26 January 2010 Comments

“Often we want to be able to see into the future. We say ‘how will next year be for me?’ ‘Where will I be five or ten years from now?’ There are no answers to these questions. Mostly we have just enough light to see the next step: what we have to do in the coming hour or the following day.” – Henri Nouwen, Bread for the Journey

How many times have you prayed these words? “Dear God, please give me a clear answer.” or “Jesus, I’m begging you to just show me what I am supposed to do here.” or perhaps, “Lord, if you will make it clear that everything will work out fine, then I will do what you are asking of me.”?

I know I have prayed that way many times before and I still find myself struggling with the desire for absolute clarity. We often find ourselves in a difficult life decision, perhaps a career change, or college selection, or deciding on a graduate program, perhaps deciding to quit your job and become a writer, or go back to school late in life. Perhaps it is a question of whether or not to marry someone. We also ask this question when trying to decide how to handle a difficult situation, like conflict with a family member or other things that come up.

It is difficult to navigate God’s will for our lives. So often we find ourselves being able to see in some moment of clarity what God desires for and from us, and then just as we are ready to take the step the moment is gone and all we see is the great chasm between us and the end goal.

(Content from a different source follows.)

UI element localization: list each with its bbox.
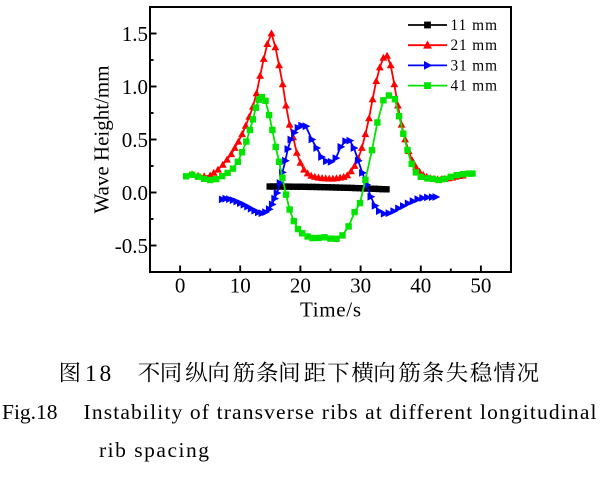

In retreats I’ve given on trust I’ve often likened this to standing on one end of the Grand Canyon. Suddenly we have this moment of clarity where we can zoom in and see the glory that is on the other side. The canyon is gone and the great treasure which God is calling us to is all we see. We sit in awe and wonder and excitement. We tell the world about our dream, we journal about this newfound destiny, we might even lay out a quick plan for ourselves. We go to sleep late that night because our mind won’t stop thinking about this great thing that we are going to do.

Then it happens, we wake up, and suddenly we see nothing but a canyon and the dream, the vision, the goal – where’d it go?

It is lost in the horizon.

Suddenly fear sets in, “How am I going to get across this canyon? I don’t know how to hike. I don’t have enough water for the journey across, I’m going to die in there.”

More specifically our phrases normally sound like this, “I’m too sinful to achieve that.” or “I am horrible at studying, I won’t make it through two years of grad school?” or “I have no business sense, how could I possibly achieve that?” or simple things like, “I don’t know – what if it doesn’t work out? What if I was wrong and this isn’t what I was supposed to do?” “I can’t confront this unhealthy relationship in my life, I hate confrontation… or I don’t want to be alone.”

Praying for Clarity

So what do we do? We pray for clarity, we pray that God would allow us to see the future, to know that it is all going to work out. But as Nouwen says, There are no answers to these questions. Mostly we have just enough light to see the next step: what we have to do in the coming hour or the following day.”

Why is this?

Why won’t God just give us clarity? Why can’t we have a little more light? – The best answer I’ve ever heard to this question comes in a story about man going to meet Mother Theresa.

A scholar went to stay with Mother Theresa’s sisters at the house for the dying in Calcutta. At the beginning of his visit Mother Theresa came and spoke with him.

She asked, “and what shall I pray for you for?”

He said, “Mother, the thing I desire most in my life is clarity. To know what God desires of me and to know exactly what he wants me to do. Will you pray that I have clarity?”

To this Mother Theresa responds, “No. I will not pray for clarity.”

The man retorts, “But Mother, I look at you and you just seem to have so much clarity, you always know what you are supposed to do, you follow God as if you can see everything you are called to. I want that.”

Mother Theresa replies, “I do not have clarity, what I have is trust. I will pray that you can learn to trust God every day. He will show you what to do each step of the way.”

Praying for Trust

We pray for clarity because we want security, we want to know not just that everything will be alright, but we want to know for sure that it will all work out according to plan, generally we mean our plan. We pray for clarity because if we know exactly what is to come, then doing the hard things in the process will be worth it, then we won’t look silly if it doesn’t work out. We desire clarity because it makes us comfortable.

But God is always calling us to trust him more and more every day. In fact I truly think that the goals, dreams, aspirations, desires that we have in our lives – all of which can be very good things – are ultimately a carrot used to get us further along in the journey. That “end goal” that we see across the Grand Canyon in that brief moment of clarity about our lives, isn’t really the end at all. It is merely a stop along the way. The end, well that is lost in the horizon – the great paradise to which our souls long to go. Heaven.

When we can’t see the end, when we don’t have enough light to see further then what is right in front of us, we should not panic. We should not retreat. Rather, that is when we are called to trust, to place our desire, dream, goal, aspiration, our quest – in God’s hands.

When we ask the question “How will next year be for me?” or “Where will I be five or ten years from now?” – we need to stop and pray not for clarity – but for trust. It is in the day to day trusting in God’s will and living in the light which he has given for that day or that current circumstance, knowing that he will lead each and every step.